If not, it means that the lock has been inflated to a heavyweight lock. At this point, the Java virtual machine enters the heavyweight lock release process, waking up the thread that was blocked competing for the lock.

8. Spin locks

When lightweight locking fails, the virtual machine also performs an optimization called spin locking to prevent threads from actually hanging at the operating system level.

This is based on in most cases, the thread holding the lock time not too long, if hang directly operating system level thread may do more harm than good, after all, the operating system to realize the need when switching between threads from user mode to kernel mode, the state transitions between needs a relatively long time, the time cost is relatively high.

So spinlock will assume that in the near future, the current thread lock can be obtained, therefore the virtual opportunity for current wants to make a few empty thread fetching the lock loop (which is also called spin), generally not too long, may be 50 or 100 cycles, after several cycles, if get the lock, I successfully enter the critical section. If the lock is not acquired, the thread is suspended at the operating system level.

This is how spin locking is optimized, and it can actually improve efficiency. Finally there is no way to upgrade to the heavyweight lock.

For example: We can use waiting at a traffic light as an example. The blocking of a Java thread is equivalent to a stalled stop, and the spin state is equivalent to an idle stop. If the red light waiting time is very long, then flameout parking is relatively fuel-efficient; If the red light wait time is very short, such as when we only do an integer addition in a synchronized block, then the lock is bound to be released within a short period of time, making idling more appropriate. However, in the case of the Java virtual machine, it cannot see the remaining time of the red light, and therefore cannot choose whether to spin or block based on the length of wait time. The Java virtual machine offers an adaptive spin solution that dynamically adjusts the spin time (the number of cycles) based on whether or not a lock can be acquired during the previous spin wait. In our case, if we had waited for the green light to turn green, we would have waited longer; If you did not turn off the fire before the green light, then the time to turn off the fire is shorter.
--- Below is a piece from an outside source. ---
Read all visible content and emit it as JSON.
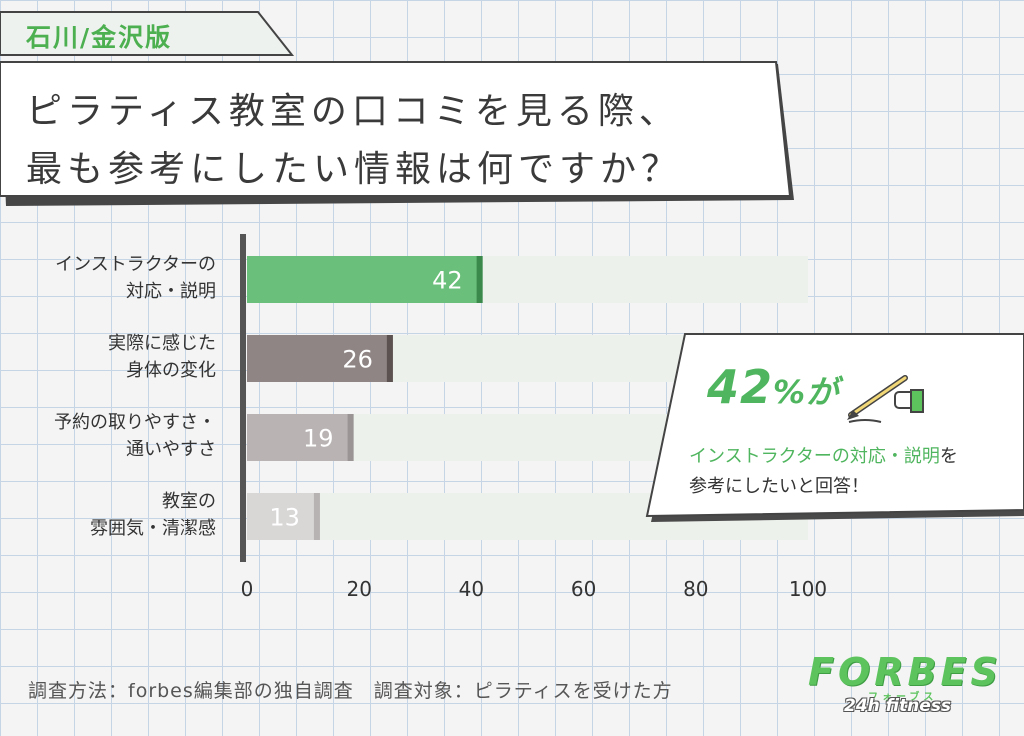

Another side effect of the spin state is an unfair locking mechanism. A blocked thread has no way to immediately compete for the released lock. A thread in a spin state, however, is likely to get the lock first. (See this article about fair and unfair locks: Fair and Unfair Locks – How ReentrantLock implements Fair and Unfair locks)

9. Lock elimination

Eliminate another lock lock is virtual machine optimization and the optimization more thoroughly, the Java virtual machine in the JIT compiler (can be simple to understand for the first time a piece of code will be executed when compile, also known as instant compiled), run through the context of the scan, remove lock there can be no Shared resource competition, in this way to eliminate unnecessary lock, Saves time on meaningless lock requests.

The append of the following StringBuffer is a synchronous method, but in the add method the StringBuffer is a local variable and is not used by other threads, so the StringBuffer cannot compete for shared resources and the JVM automatically locks it.

public class StringBufferRemoveSync { public void add(String str1, String str2) {//StringBuffer is thread-safe, since sb is only used in the append method and cannot be referenced by other threads // Therefore sb is a resource that cannot be shared. The JVM automatically removes the internal lock StringBuffer(); sb.append(str1).append(str2); } public static void main(String[] args) { StringBufferRemoveSync rmsync = new StringBufferRemoveSync(); for (int i = 0; i < 10000000; i++) { rmsync.add("abc", "123"); }}}Copy the code

conclusion

I didn’t tidy up enough. For example, I didn’t mention the compression pointer and field rearrangement of memory layout.

Inadequacies, students who have questions can leave a message to discuss oh.